Selected Family Law Appellate Update for week ending 4/21/17

FelixBaseman
FelixBaseman

C.J.I.-R. v. C.M. (Second DCA, April 19, 2017)

At trial the mother introduced the father’s financial affidavit which showed, among other things, his gross income and monthly tax liability.  The father testified that the affidavit was accurate and the mother did not cross examine nor put on contradictory evidence regarding the father’s income.  Despite this, the trial court calculated the father’s net income for child support purposes using a different monthly tax figure than stated in the affidavit.  The Second DCA reversed because the record evidence did not support the trial court’s deviation from the numbers set forth in the father’s financial affidavit.

Frezza v. Frezza (Second DCA, April 19, 2017)

The wife challenged, among other things, an award of attorney’s fees against her in the trial court’s divorce decree.  The order stated that the wife had caused unnecessary litigation that led to seven additional hours of attorney time at the reasonable rate of $300 per hour.  The wife argued that these findings were inadequate.

The wife first argued that the final judgment did not contain findings as to need and ability to pay.  The Second DCA noted this, but explained that although such findings are mandatory, they may be made in the judgment itself or at the hearing.  Because no transcript of the hearing existed, the DCA was required to presume that these findings had been made at the hearing.

Second, the wife argued that the final judgment did not contain the proper Rowe findings necessary to support an award of attorney’s fees.  The District Court agreed that such findings were mandatory and that these findings needed to appear in the judgment itself.  However, the Court concluded that this requirement was satisfied by the trial court’s explicit finding that the hours expended and the rate charged by the husband’s attorney were “reasonable.”

Accordingly, the Court affirmed the final order (but remanded with instructions to correct a scrivener’s error).

Wayne v. Einspar-Wayne (Fifth DCA, April 21, 2107)

The trial court erred by failing to include certain debts in its equitable distribution scheme.  The father cosigned with the parties’ son on his student loans, and the mother cosigned with the son on his vehicle loan.  Because there constituted financial obligations incurred during the marriage, the trial court was required to treat them as marital debts and distribute them accordingly.

Wilkerson v. Wilkerson (Fifth DCA, April 21, 2017)

The trial court ordered that the father pay child support in an initial divorce case based on an imputed income even though the father was incarcerated at the time.  The father appealed.
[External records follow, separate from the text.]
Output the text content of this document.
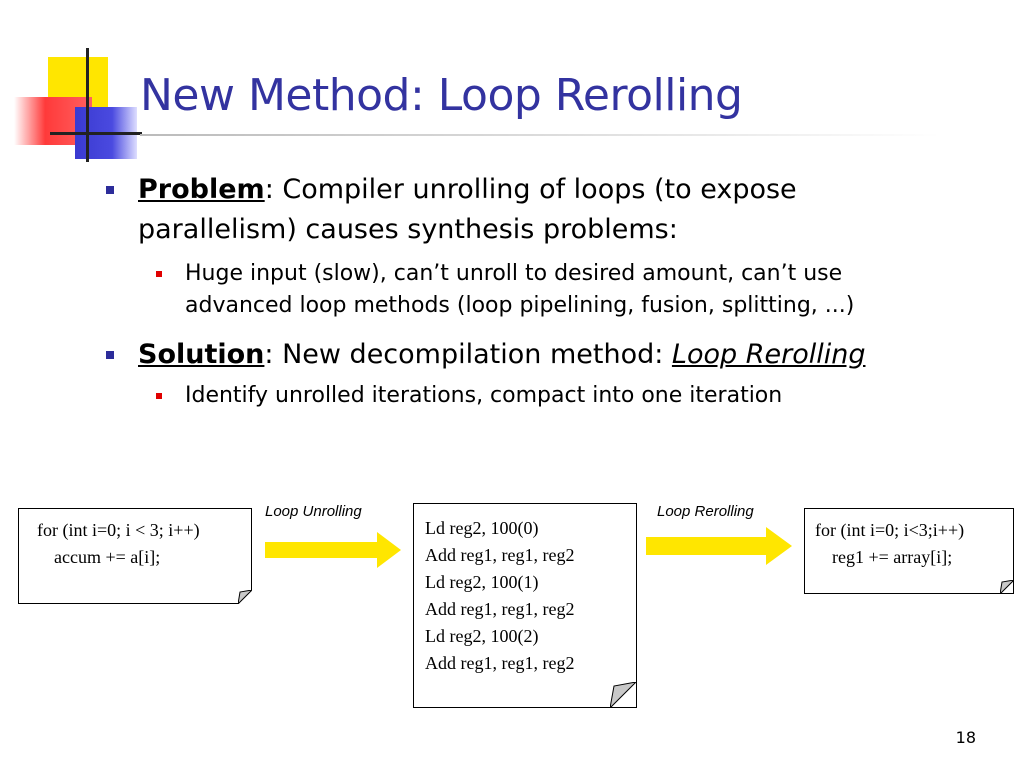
New Method: Loop Rerolling
Problem: Compiler unrolling of loops (to expose
parallelism) causes synthesis problems:
Huge input (slow), can’t unroll to desired amount, can’t use
advanced loop methods (loop pipelining, fusion, splitting, ...)
Solution: New decompilation method: Loop Rerolling
Identify unrolled iterations, compact into one iteration
for (int i=0; i < 3; i++)
accum += a[i];
Loop Unrolling
Ld reg2, 100(0)
Add reg1, reg1, reg2
Ld reg2, 100(1)
Add reg1, reg1, reg2
Ld reg2, 100(2)
Add reg1, reg1, reg2
Loop Rerolling
for (int i=0; i<3;i++)
reg1 += array[i];
18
The Fifth DCA began its analysis by recognizing that the Supreme Court does not allow for an automatic reduction to an existing child support obligation when the payor becomes incarcerated.  The District Court explained that the Fourth District interprets this ruling to allow imputation of income to an incarcerated spouse.  Accordingly, the Fourth District has held that income “should be imputed” and child support established in an initial child support determination where the payor is incarcerated and that “arrearages [should] accumulate.”  Conversely, the First District has held that the law does not allow imputation of income to an incarcerated spouse in an initial child support determination.

The Fifth District ultimately agreed with the reasoning of the Fourth District and held that income could be imputed to an incarcerated spouse because incarceration is essentially a type of “voluntary” unemployment.